For instance, if you're not quite sure if your 2D texture coordinates span the whole range from 0 to 1.0, you could put an if test in the shader and discard fragments with certain qualities. You can discard all the fragments for which both s and t texture coordinates are greater than 0.5 or for which either coordinate is greater than 0.99, and so on. The model will be drawn with "missing" pixels where fragments were discarded. The discard keyword is quite useful because it can appear anywhere in a fragment shader. You can put the discard statement near the beginning of a complex fragment shader and gradually move it down in the code as you verify that things are working properly.
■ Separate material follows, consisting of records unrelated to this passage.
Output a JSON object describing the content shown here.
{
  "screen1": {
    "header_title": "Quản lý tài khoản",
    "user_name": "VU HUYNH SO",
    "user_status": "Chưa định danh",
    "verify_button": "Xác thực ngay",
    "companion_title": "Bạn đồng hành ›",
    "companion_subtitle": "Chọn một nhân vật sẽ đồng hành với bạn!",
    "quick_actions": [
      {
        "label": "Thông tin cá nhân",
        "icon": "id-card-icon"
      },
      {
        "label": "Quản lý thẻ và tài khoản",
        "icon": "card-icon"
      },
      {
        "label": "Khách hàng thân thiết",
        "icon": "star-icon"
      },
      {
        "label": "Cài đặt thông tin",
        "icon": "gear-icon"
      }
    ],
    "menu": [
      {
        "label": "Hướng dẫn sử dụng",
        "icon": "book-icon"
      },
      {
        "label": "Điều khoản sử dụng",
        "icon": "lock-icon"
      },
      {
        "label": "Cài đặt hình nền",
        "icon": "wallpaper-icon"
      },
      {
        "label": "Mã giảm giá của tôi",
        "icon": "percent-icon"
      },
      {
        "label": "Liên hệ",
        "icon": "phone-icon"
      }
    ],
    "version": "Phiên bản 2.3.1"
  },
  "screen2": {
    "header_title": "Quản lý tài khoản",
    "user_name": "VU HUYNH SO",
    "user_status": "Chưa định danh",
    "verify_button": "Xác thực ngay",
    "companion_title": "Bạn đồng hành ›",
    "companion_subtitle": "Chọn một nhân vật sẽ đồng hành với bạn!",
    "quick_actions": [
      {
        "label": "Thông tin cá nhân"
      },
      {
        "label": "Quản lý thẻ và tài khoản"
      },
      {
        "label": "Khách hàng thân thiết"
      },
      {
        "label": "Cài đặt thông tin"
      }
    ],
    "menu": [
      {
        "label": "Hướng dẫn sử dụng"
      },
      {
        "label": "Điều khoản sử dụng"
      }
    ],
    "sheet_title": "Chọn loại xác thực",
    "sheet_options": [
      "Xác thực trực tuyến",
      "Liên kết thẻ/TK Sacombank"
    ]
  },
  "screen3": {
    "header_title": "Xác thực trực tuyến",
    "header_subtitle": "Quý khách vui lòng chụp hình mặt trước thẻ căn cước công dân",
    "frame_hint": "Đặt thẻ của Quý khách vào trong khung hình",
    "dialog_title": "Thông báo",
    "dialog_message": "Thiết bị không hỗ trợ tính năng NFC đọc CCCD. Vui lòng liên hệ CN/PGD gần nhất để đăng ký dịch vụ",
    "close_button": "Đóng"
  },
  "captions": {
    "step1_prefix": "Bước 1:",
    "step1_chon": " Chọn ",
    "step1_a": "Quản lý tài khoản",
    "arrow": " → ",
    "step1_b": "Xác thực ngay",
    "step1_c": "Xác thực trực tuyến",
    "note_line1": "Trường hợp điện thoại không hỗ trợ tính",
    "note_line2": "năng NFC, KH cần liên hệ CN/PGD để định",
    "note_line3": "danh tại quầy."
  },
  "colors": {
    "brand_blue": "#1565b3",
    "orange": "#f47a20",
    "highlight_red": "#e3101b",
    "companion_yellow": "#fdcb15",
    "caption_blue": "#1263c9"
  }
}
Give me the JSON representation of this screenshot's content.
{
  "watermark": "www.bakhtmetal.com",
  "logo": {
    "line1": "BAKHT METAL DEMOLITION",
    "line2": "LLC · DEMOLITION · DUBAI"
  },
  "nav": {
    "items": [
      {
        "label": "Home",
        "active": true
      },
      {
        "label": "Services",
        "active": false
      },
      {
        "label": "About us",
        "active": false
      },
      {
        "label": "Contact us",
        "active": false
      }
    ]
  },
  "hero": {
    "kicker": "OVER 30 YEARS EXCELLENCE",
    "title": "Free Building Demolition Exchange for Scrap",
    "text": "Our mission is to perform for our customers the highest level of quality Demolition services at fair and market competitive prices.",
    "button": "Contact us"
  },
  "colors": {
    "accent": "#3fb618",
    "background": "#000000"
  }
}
Similarly, you can assign values to gl_FragColor that convey debugging information. If you have a mathematical function in your shader that is expected to range from [0,1] and average 0.5, you can assign solid green to gl_FragColor if the value is less than 0, solid red if it is between 0 and 0.5, solid blue if it is between 0.5 and 1.0, and solid white if it is greater than 1.0. This kind of debugging information can quickly tell you whether a certain computation is going astray.

8.3.3. Use Simple Geometry

For debugging texture computations, it may be useful to render a single large rectangle with identity matrices for the modeling, viewing, and projection matrices and to look carefully at what is occurring. Use a distinct texture image, for example, color bars or a grayscale ramp, so that you can visually verify that the texturing operation is occurring as you expect it to.